When you see parallel threads in your traces, you need to determine which threads are waiting so you can determine the critical path for the request. In most cases, the thread that quickly goes into a wait state is simply waiting on the other threads. Concentrate on the others and ignore the time in the waiting threads.
No profiling data
If the data you are trying to view is older than a couple of weeks, try limiting your time filter and try again.
Check that proxies or a firewall have not blocked access to https://gateway.azureserviceprofiler.net.
Check that the Application Insights instrumentation key you are using in your app is the same as the Application Insights resource you've enabled profiling with. The key is usually in ApplicationInsights.config but can also be found in web.config or app.config.

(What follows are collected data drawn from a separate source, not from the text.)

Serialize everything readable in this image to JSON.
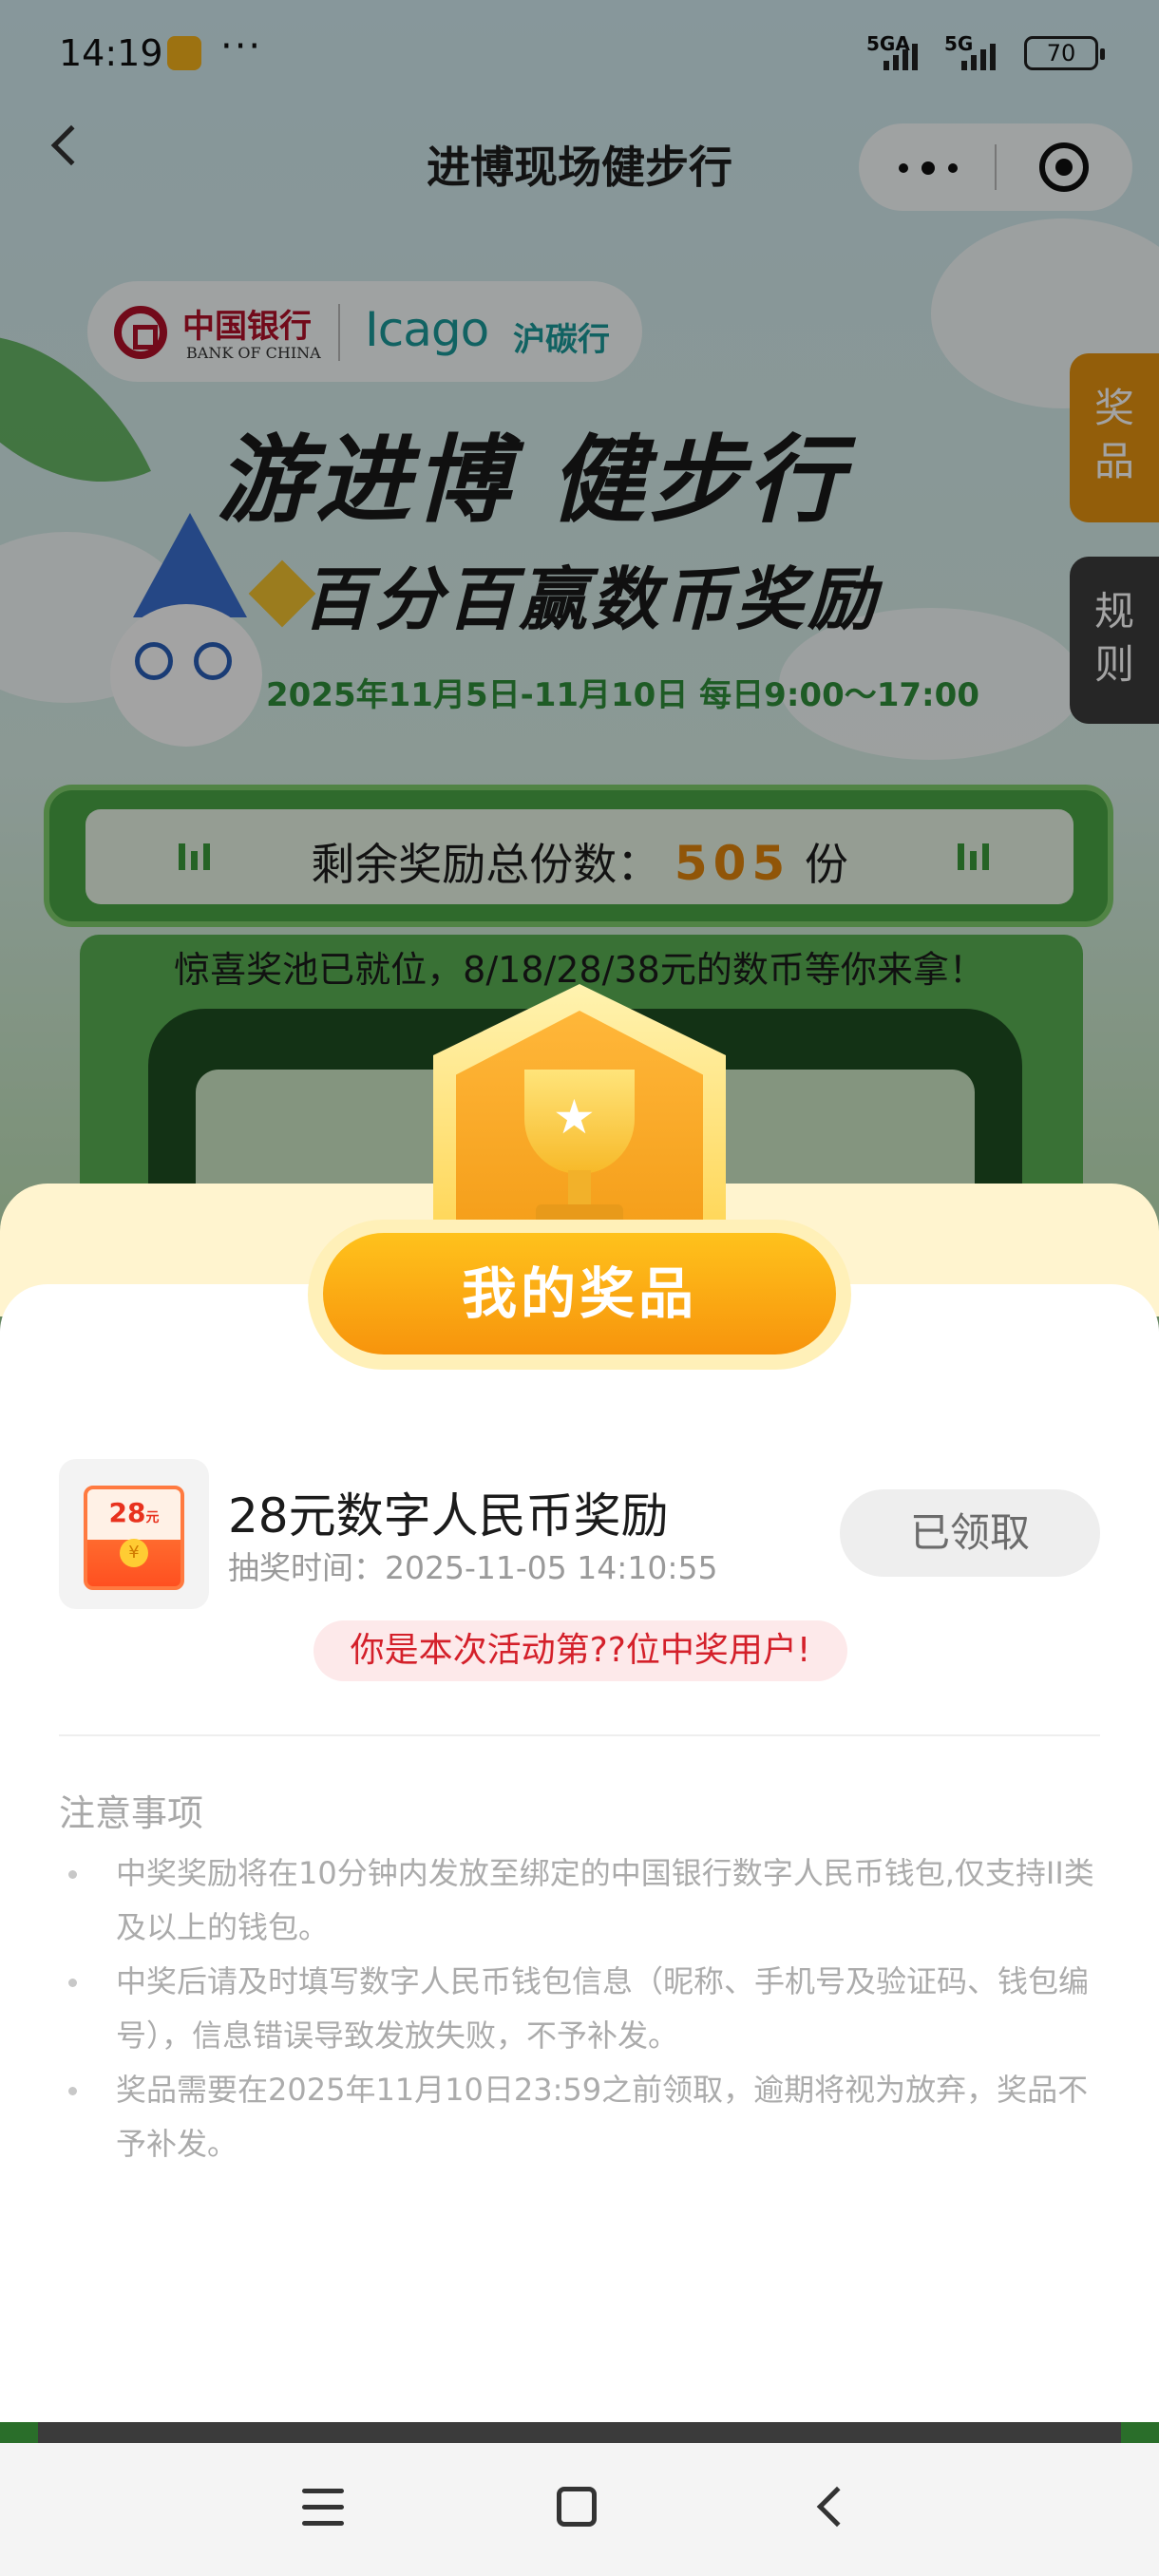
{
  "status_bar": {
    "time": "14:19",
    "dots": "···",
    "signal_1": "5GA",
    "signal_2": "5G",
    "battery": "70"
  },
  "nav": {
    "title": "进博现场健步行"
  },
  "banner": {
    "bank_name_cn": "中国银行",
    "bank_name_en": "BANK OF CHINA",
    "partner_logo": "Icago",
    "partner_name_cn": "沪碳行",
    "headline": "游进博 健步行",
    "subheadline": "百分百赢数币奖励",
    "date_line": "2025年11月5日-11月10日 每日9:00～17:00"
  },
  "side_tabs": {
    "prize": [
      "奖",
      "品"
    ],
    "rules": [
      "规",
      "则"
    ]
  },
  "counter": {
    "label": "剩余奖励总份数：",
    "value": "505",
    "unit": "份"
  },
  "pool_text": "惊喜奖池已就位，8/18/28/38元的数币等你来拿！",
  "sheet": {
    "title": "我的奖品",
    "prize": {
      "amount": "28",
      "amount_unit": "元",
      "coin_symbol": "¥",
      "title": "28元数字人民币奖励",
      "time_label": "抽奖时间：",
      "time_value": "2025-11-05 14:10:55",
      "status_button": "已领取"
    },
    "winner_tag": "你是本次活动第??位中奖用户!",
    "notes_title": "注意事项",
    "notes": [
      "中奖奖励将在10分钟内发放至绑定的中国银行数字人民币钱包,仅支持II类及以上的钱包。",
      "中奖后请及时填写数字人民币钱包信息（昵称、手机号及验证码、钱包编号），信息错误导致发放失败，不予补发。",
      "奖品需要在2025年11月10日23:59之前领取，逾期将视为放弃，奖品不予补发。"
    ]
  },
  "colors": {
    "accent_orange": "#f7940c",
    "winner_red": "#d4202a",
    "boc_red": "#b2112a",
    "green": "#4aa645"
  },
  "icons": [
    "back-icon",
    "more-icon",
    "target-icon",
    "trophy-icon",
    "red-envelope-icon",
    "menu-icon",
    "home-icon",
    "nav-back-icon"
  ]
}
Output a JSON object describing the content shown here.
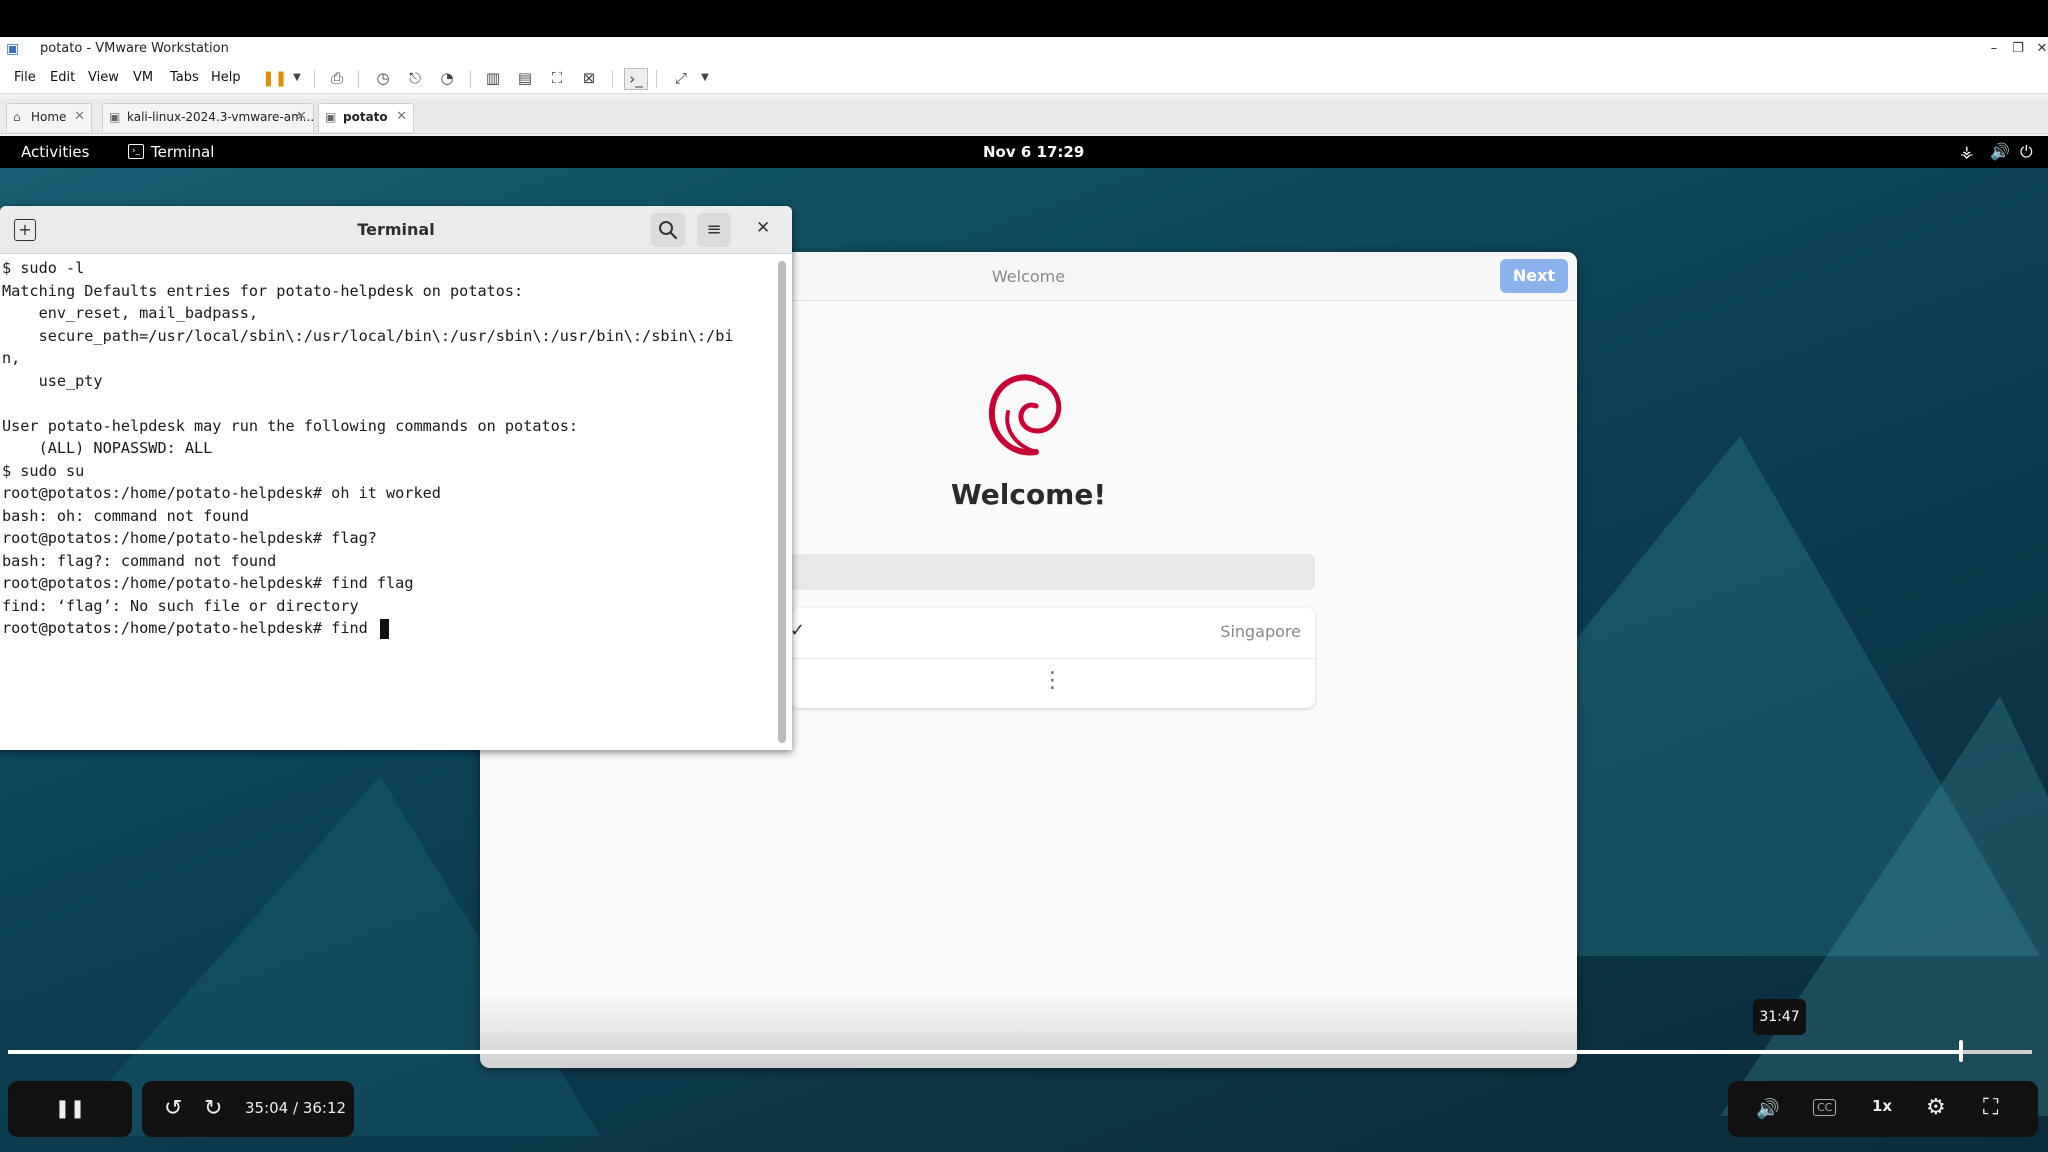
{
  "vmware": {
    "title": "potato - VMware Workstation",
    "menu": [
      "File",
      "Edit",
      "View",
      "VM",
      "Tabs",
      "Help"
    ],
    "tabs": [
      {
        "label": "Home",
        "icon": "home-icon"
      },
      {
        "label": "kali-linux-2024.3-vmware-am...",
        "icon": "vm-icon"
      },
      {
        "label": "potato",
        "icon": "vm-icon",
        "active": true
      }
    ]
  },
  "gnome": {
    "activities": "Activities",
    "app_menu": "Terminal",
    "clock": "Nov 6  17:29"
  },
  "welcome": {
    "title": "Welcome",
    "next_label": "Next",
    "heading": "Welcome!",
    "language_selected": "Singapore"
  },
  "terminal": {
    "title": "Terminal",
    "lines": [
      "$ sudo -l",
      "Matching Defaults entries for potato-helpdesk on potatos:",
      "    env_reset, mail_badpass,",
      "    secure_path=/usr/local/sbin\\:/usr/local/bin\\:/usr/sbin\\:/usr/bin\\:/sbin\\:/bi",
      "n,",
      "    use_pty",
      "",
      "User potato-helpdesk may run the following commands on potatos:",
      "    (ALL) NOPASSWD: ALL",
      "$ sudo su",
      "root@potatos:/home/potato-helpdesk# oh it worked",
      "bash: oh: command not found",
      "root@potatos:/home/potato-helpdesk# flag?",
      "bash: flag?: command not found",
      "root@potatos:/home/potato-helpdesk# find flag",
      "find: ‘flag’: No such file or directory",
      "root@potatos:/home/potato-helpdesk# find "
    ]
  },
  "player": {
    "hover_time": "31:47",
    "time": "35:04 / 36:12",
    "speed": "1x",
    "progress": 0.965
  }
}
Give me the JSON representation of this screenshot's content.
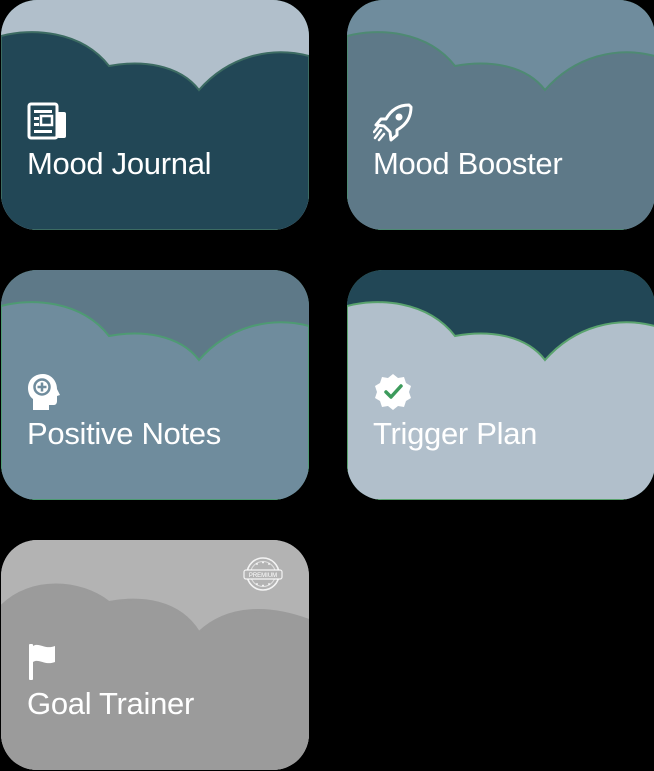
{
  "tiles": [
    {
      "label": "Mood Journal",
      "icon": "newspaper-icon",
      "colors": {
        "top": "#b1bfcb",
        "front": "#224756",
        "stroke": "#3c6b62"
      }
    },
    {
      "label": "Mood Booster",
      "icon": "rocket-icon",
      "colors": {
        "top": "#6f8c9d",
        "front": "#5e7988",
        "stroke": "#4e8a73"
      }
    },
    {
      "label": "Positive Notes",
      "icon": "head-plus-icon",
      "colors": {
        "top": "#5e7988",
        "front": "#6f8c9d",
        "stroke": "#4e9a73"
      }
    },
    {
      "label": "Trigger Plan",
      "icon": "check-badge-icon",
      "colors": {
        "top": "#224756",
        "front": "#b1bfcb",
        "stroke": "#5aa36e"
      }
    },
    {
      "label": "Goal Trainer",
      "icon": "flag-icon",
      "badge": "PREMIUM",
      "colors": {
        "top": "#b3b3b3",
        "front": "#9b9b9b",
        "stroke": "#9b9b9b"
      }
    }
  ]
}
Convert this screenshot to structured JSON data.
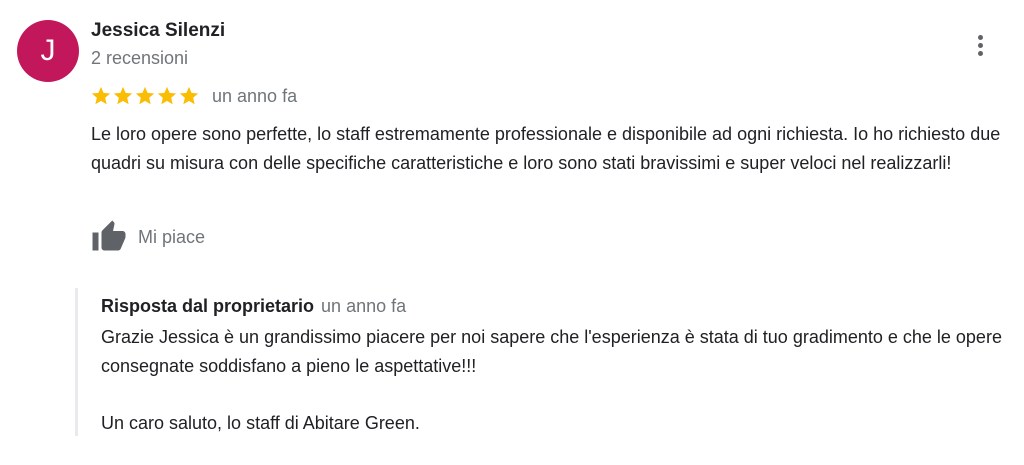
{
  "review": {
    "avatar_letter": "J",
    "avatar_color": "#c2185b",
    "author_name": "Jessica Silenzi",
    "review_count": "2 recensioni",
    "rating": 5,
    "rating_max": 5,
    "star_color": "#fbbc04",
    "date": "un anno fa",
    "text": "Le loro opere sono perfette, lo staff estremamente professionale e disponibile ad ogni richiesta. Io ho richiesto due quadri su misura con delle specifiche caratteristiche e loro sono stati bravissimi e super veloci nel realizzarli!",
    "like_label": "Mi piace",
    "more_icon": "more-vert-icon",
    "like_icon": "thumb-up-icon"
  },
  "owner_response": {
    "title": "Risposta dal proprietario",
    "date": "un anno fa",
    "text": "Grazie Jessica è un grandissimo piacere per noi sapere che l'esperienza è stata di tuo gradimento e che le opere consegnate soddisfano a pieno le aspettative!!!",
    "signoff": "Un caro saluto, lo staff di Abitare Green."
  }
}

Error report in the profiling viewer
File a support ticket from the portal. Please include the correlation ID from the error message.
When you configure the profiler, the following updates are made to the Web App's settings. You can do them yourself manually if your environment requires, for example, if your application runs in Azure App Service Environment (ASE):
- In the web app control blade, open Settings.
- Set ".Net Framework version" to v4.6.
- Set "Always On" to On.
- Add app setting "APPINSIGHTS_INSTRUMENTATIONKEY" and set the value to the same instrumentation key used by the SDK.
- Open Advanced Tools.
- Click "Go" to open the Kudu website.
- In the Kudu website, select "Site extensions".
- Install "Application Insights" from Gallery.
- Restart the web app.
ASP.NET Core Support
ASP.NET Core application needs to install Microsoft.ApplicationInsights.AspNetCore Nuget package 2.1.0-beta6 or higher to work with the Profiler. We no longer support the lower versions after 6/27/2017.